Project description
The large diameter of extremely large telescopes (ELTs) will enable high angular resolution (<10mas in the near-infrared, 1mas = 1 milli arcsecond equals about 5 nano-radians) and high contrast astronomical observation necessary for detection of small (earthlike) exoplanets and deep space observation to study the history of the universe. For example with the 42m diameter European-ELT (E-ELT) the diffraction limit of 1$\mu$m wavelengths is only 6mas. However, this diffraction limit will not be achievable without large scale adaptive optics (AO) to compensate for distortions due to (multilayer) atmospheric turbulence, wind forces, (ground) vibrations, temperature variations, and optical alignment errors.
To obtain diffraction limited performance the AO system need to have 40.000 actuators and sensors and a sampling rate in the order of several kHz.
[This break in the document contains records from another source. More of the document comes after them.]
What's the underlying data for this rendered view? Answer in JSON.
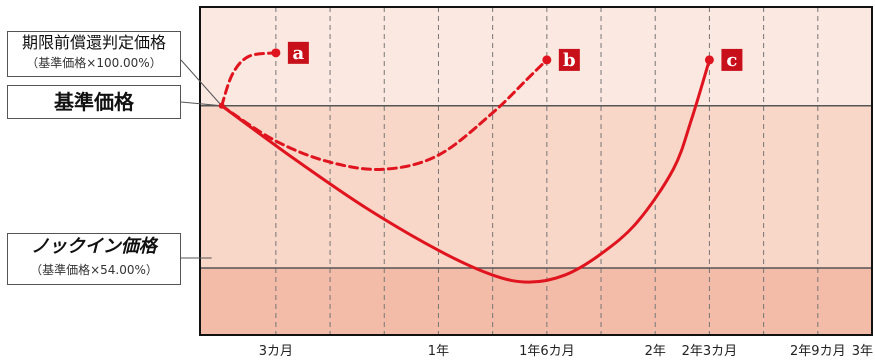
{
  "chart_data": {
    "type": "line",
    "title": "",
    "xlabel": "",
    "ylabel": "",
    "x_tick_labels": [
      {
        "at_month": 3,
        "text": "3カ月"
      },
      {
        "at_month": 12,
        "text": "1年"
      },
      {
        "at_month": 18,
        "text": "1年6カ月"
      },
      {
        "at_month": 24,
        "text": "2年"
      },
      {
        "at_month": 27,
        "text": "2年3カ月"
      },
      {
        "at_month": 33,
        "text": "2年9カ月"
      },
      {
        "at_month": 36,
        "text": "3年"
      }
    ],
    "x_range_months": [
      -1.2,
      36
    ],
    "y_range_pct": [
      35,
      128
    ],
    "levels": {
      "early_redemption": {
        "value_pct": 100.0,
        "label": "期限前償還判定価格",
        "sublabel": "（基準価格×100.00%）"
      },
      "base": {
        "value_pct": 100.0,
        "label": "基準価格"
      },
      "knock_in": {
        "value_pct": 54.0,
        "label": "ノックイン価格",
        "sublabel": "（基準価格×54.00%）"
      }
    },
    "zones": [
      {
        "name": "above-early-redemption",
        "color": "#fbe8e1"
      },
      {
        "name": "between",
        "color": "#f8d6c8"
      },
      {
        "name": "below-knock-in",
        "color": "#f3bca8"
      }
    ],
    "series": [
      {
        "id": "a",
        "label": "a",
        "style": "dashed",
        "points": [
          [
            0,
            100
          ],
          [
            0.6,
            109
          ],
          [
            1.5,
            114
          ],
          [
            3,
            115
          ]
        ]
      },
      {
        "id": "b",
        "label": "b",
        "style": "dashed",
        "points": [
          [
            0,
            100
          ],
          [
            3,
            90
          ],
          [
            6,
            84
          ],
          [
            9,
            82
          ],
          [
            12,
            86
          ],
          [
            15,
            98
          ],
          [
            17,
            108
          ],
          [
            18,
            113
          ]
        ]
      },
      {
        "id": "c",
        "label": "c",
        "style": "solid",
        "points": [
          [
            0,
            100
          ],
          [
            4,
            85
          ],
          [
            8,
            71
          ],
          [
            12,
            59
          ],
          [
            15,
            52
          ],
          [
            17,
            50
          ],
          [
            19,
            52
          ],
          [
            21,
            58
          ],
          [
            23,
            67
          ],
          [
            25,
            82
          ],
          [
            26,
            96
          ],
          [
            27,
            113
          ]
        ]
      }
    ],
    "grid": true,
    "colors": {
      "line": "#e0141e",
      "marker_fill": "#e0141e",
      "label_badge": "#c8101a",
      "frame": "#111111",
      "level_line": "#555555",
      "grid_line": "#777777"
    }
  }
}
The computational complexity of standard PI controllers consisting of matrix vector products is in the order of several Tflops, which is infeasible with relatively low cost computing hardware.
In this project we will develop efficient control algorithms that can be implemented on low cost multi-core hardware.
Project goals:
- Develop and implement real-time control algorithms and codes that guarantee sufficient control performance (spatial-temporal closed-loop bandwidths);
- Demonstrate closed-loop operations in a lab experiment where the real-time computations are performed at the required speed but the wavefront sensor camera and the deformable mirror are operating at a significantly lower speed.